Wichtiger als eine Zahl ist die Botschaft dahinter: Wer nur die Lizenz vergleicht, vergleicht das Falsche. Zwei Linien oder zwei Angebote mit ähnlichem Lizenzpreis können sich in den Gesamtkosten deutlich unterscheiden, wenn Einführungsaufwand, Add-ons und Betrieb auseinanderliegen. Eine belastbare Entscheidung braucht deshalb eine Betrachtung über mehrere Jahre und über alle Kostenblöcke hinweg, nicht nur den Blick auf die Software-Konditionen.
Ein ERP verarbeitet in aller Regel personenbezogene Daten — von Beschäftigten über Kunden bis zu Lieferanten. Damit gelten die Anforderungen der DSGVO. Zentrale Fragen sind: Wo werden die Daten gespeichert und verarbeitet (Serverstandort, EU-Bezug)?
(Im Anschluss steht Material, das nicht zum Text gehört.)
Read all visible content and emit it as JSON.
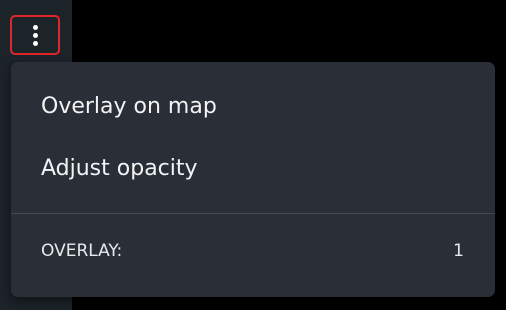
{
  "toolbar": {
    "more_button_icon": "more-vertical-icon",
    "highlight_color": "#e0262b"
  },
  "menu": {
    "items": [
      {
        "label": "Overlay on map"
      },
      {
        "label": "Adjust opacity"
      }
    ],
    "overlay": {
      "label": "OVERLAY:",
      "value": "1"
    }
  },
  "colors": {
    "menu_background": "#2a2f37",
    "text": "#f2f3f4",
    "sidebar": "#1c2329"
  }
}
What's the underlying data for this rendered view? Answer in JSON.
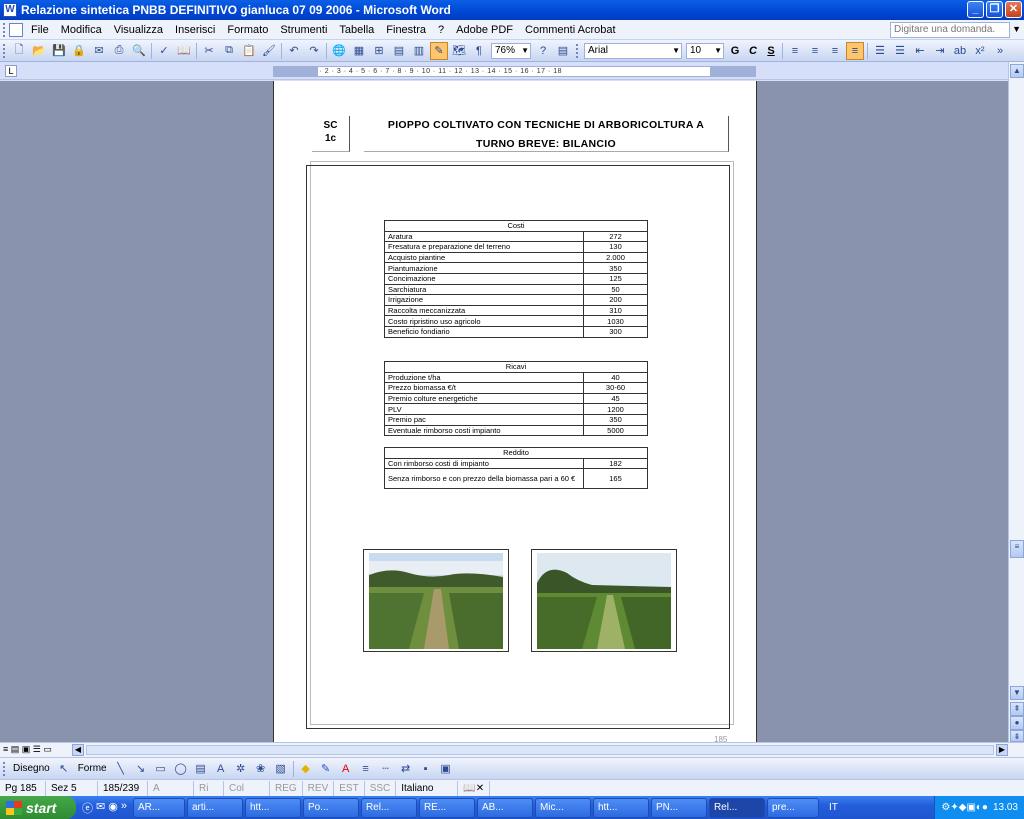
{
  "window": {
    "title": "Relazione sintetica PNBB DEFINITIVO gianluca 07 09 2006 - Microsoft Word"
  },
  "menu": [
    "File",
    "Modifica",
    "Visualizza",
    "Inserisci",
    "Formato",
    "Strumenti",
    "Tabella",
    "Finestra",
    "?",
    "Adobe PDF",
    "Commenti Acrobat"
  ],
  "ask_placeholder": "Digitare una domanda.",
  "toolbar": {
    "zoom": "76%",
    "font": "Arial",
    "size": "10",
    "bold": "G",
    "italic": "C",
    "underline": "S"
  },
  "ruler": "2 · 1 · ⌂ · 1 · 2 · 3 · 4 · 5 · 6 · 7 · 8 · 9 · 10 · 11 · 12 · 13 · 14 · 15 · 16 · 17 · 18",
  "doc": {
    "code": [
      "SC",
      "1c"
    ],
    "title": [
      "PIOPPO COLTIVATO CON TECNICHE DI ARBORICOLTURA A",
      "TURNO BREVE: BILANCIO"
    ],
    "costi": {
      "header": "Costi",
      "rows": [
        [
          "Aratura",
          "272"
        ],
        [
          "Fresatura e preparazione del terreno",
          "130"
        ],
        [
          "Acquisto piantine",
          "2.000"
        ],
        [
          "Piantumazione",
          "350"
        ],
        [
          "Concimazione",
          "125"
        ],
        [
          "Sarchiatura",
          "50"
        ],
        [
          "Irrigazione",
          "200"
        ],
        [
          "Raccolta meccanizzata",
          "310"
        ],
        [
          "Costo ripristino uso agricolo",
          "1030"
        ],
        [
          "Beneficio fondiario",
          "300"
        ]
      ]
    },
    "ricavi": {
      "header": "Ricavi",
      "rows": [
        [
          "Produzione t/ha",
          "40"
        ],
        [
          "Prezzo biomassa €/t",
          "30-60"
        ],
        [
          "Premio colture energetiche",
          "45"
        ],
        [
          "PLV",
          "1200"
        ],
        [
          "Premio pac",
          "350"
        ],
        [
          "Eventuale rimborso costi impianto",
          "5000"
        ]
      ]
    },
    "reddito": {
      "header": "Reddito",
      "rows": [
        [
          "Con rimborso costi di impianto",
          "182"
        ],
        [
          "Senza rimborso e con prezzo della biomassa pari a 60 €",
          "165"
        ]
      ]
    },
    "page_number": "185"
  },
  "drawbar": {
    "draw": "Disegno",
    "shapes": "Forme"
  },
  "status": [
    "Pg 185",
    "Sez 5",
    "185/239",
    "A",
    "Ri",
    "Col",
    "REG",
    "REV",
    "EST",
    "SSC",
    "Italiano (Ital"
  ],
  "taskbar": {
    "start": "start",
    "tasks": [
      "AR...",
      "arti...",
      "htt...",
      "Po...",
      "Rel...",
      "RE...",
      "AB...",
      "Mic...",
      "htt...",
      "PN...",
      "Rel...",
      "pre..."
    ],
    "lang": "IT",
    "clock": "13.03"
  }
}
Wer hat unter welchen Bedingungen Zugriff? Wie sind Verschlüsselung, Protokollierung und Löschkonzepte geregelt? Bei Cloud- und gehosteten Modellen kommt die Frage der Auftragsverarbeitung und des jeweiligen Betriebsorts hinzu. Diese Punkte hängen stark vom gewählten Betriebsmodell und Partner ab und lassen sich nicht pauschal beantworten — sie gehören vor Vertragsabschluss konkret geprüft und vertraglich festgehalten.
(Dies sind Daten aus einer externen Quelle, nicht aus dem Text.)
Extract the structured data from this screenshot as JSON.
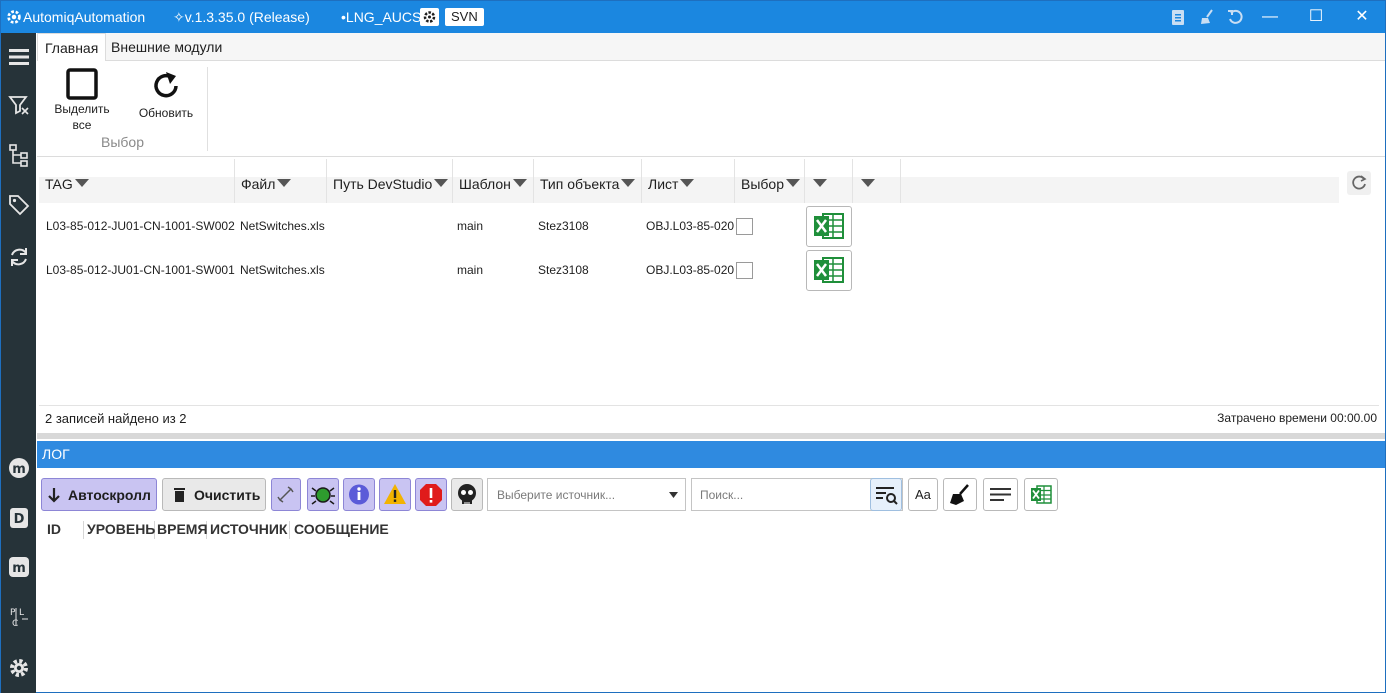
{
  "titlebar": {
    "app_name": "AutomiqAutomation",
    "version": "✧v.1.3.35.0 (Release)",
    "project": "•LNG_AUCS",
    "svn": "SVN",
    "minimize": "—",
    "maximize": "☐",
    "close": "✕"
  },
  "ribbon": {
    "tabs": [
      "Главная",
      "Внешние модули"
    ],
    "select_all_label_1": "Выделить",
    "select_all_label_2": "все",
    "refresh_label": "Обновить",
    "group_label": "Выбор"
  },
  "grid": {
    "columns": [
      "TAG",
      "Файл",
      "Путь DevStudio",
      "Шаблон",
      "Тип объекта",
      "Лист",
      "Выбор",
      "",
      ""
    ],
    "rows": [
      {
        "tag": "L03-85-012-JU01-CN-1001-SW002",
        "file": "NetSwitches.xls",
        "path": "",
        "template": "main",
        "type": "Stez3108",
        "sheet": "OBJ.L03-85-020",
        "selected": false
      },
      {
        "tag": "L03-85-012-JU01-CN-1001-SW001",
        "file": "NetSwitches.xls",
        "path": "",
        "template": "main",
        "type": "Stez3108",
        "sheet": "OBJ.L03-85-020",
        "selected": false
      }
    ],
    "footer_count": "2 записей найдено из 2",
    "footer_time": "Затрачено времени 00:00.00"
  },
  "log": {
    "title": "ЛОГ",
    "autoscroll": "Автоскролл",
    "clear": "Очистить",
    "source_placeholder": "Выберите источник...",
    "search_placeholder": "Поиск...",
    "case_label": "Aa",
    "columns": [
      "ID",
      "УРОВЕНЬ",
      "ВРЕМЯ",
      "ИСТОЧНИК",
      "СООБЩЕНИЕ"
    ]
  },
  "colors": {
    "titlebar": "#1b87e0",
    "sidebar": "#263339",
    "log_header": "#2f8ae0",
    "excel_green": "#1f8f3a"
  },
  "icons": [
    "gear-icon",
    "clipboard-icon",
    "broom-icon",
    "undo-icon",
    "menu-icon",
    "filter-icon",
    "tree-icon",
    "tags-icon",
    "sync-icon",
    "m-icon",
    "d-icon",
    "plc-icon",
    "settings-icon"
  ]
}
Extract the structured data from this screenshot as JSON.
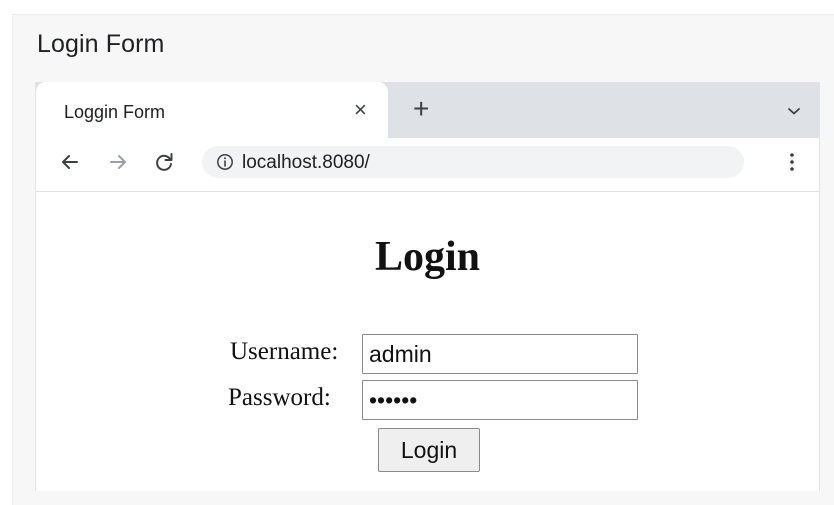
{
  "window": {
    "title": "Login Form"
  },
  "browser": {
    "tab": {
      "title": "Loggin  Form",
      "close_glyph": "×"
    },
    "new_tab_glyph": "+",
    "tab_menu_icon": "chevron-down-icon",
    "toolbar": {
      "back_icon": "back-arrow-icon",
      "forward_icon": "forward-arrow-icon",
      "reload_icon": "reload-icon",
      "site_info_icon": "info-icon",
      "url": "localhost.8080/",
      "menu_icon": "vertical-dots-icon"
    }
  },
  "page": {
    "heading": "Login",
    "username_label": "Username:",
    "username_value": "admin",
    "password_label": "Password:",
    "password_value": "123456",
    "submit_label": "Login"
  },
  "colors": {
    "tabstrip": "#dee1e6",
    "omnibox": "#f1f3f4",
    "outer_background": "#f7f7f7"
  }
}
Gerade der Serverstandort und die Frage, ob und wo Daten die EU verlassen, verdienen im deutschsprachigen Mittelstand besondere Aufmerksamkeit. On-Premise bedeutet nicht automatisch mehr Sicherheit, und Cloud bedeutet nicht automatisch weniger Souveränität — entscheidend sind die konkreten vertraglichen und technischen Rahmenbedingungen. Diese Punkte sollten mit den eigenen Datenschutz- und Compliance-Verantwortlichen und gegebenenfalls fachkundiger rechtlicher Beratung geklärt werden; dieser Beitrag ersetzt eine solche Beratung ausdrücklich nicht.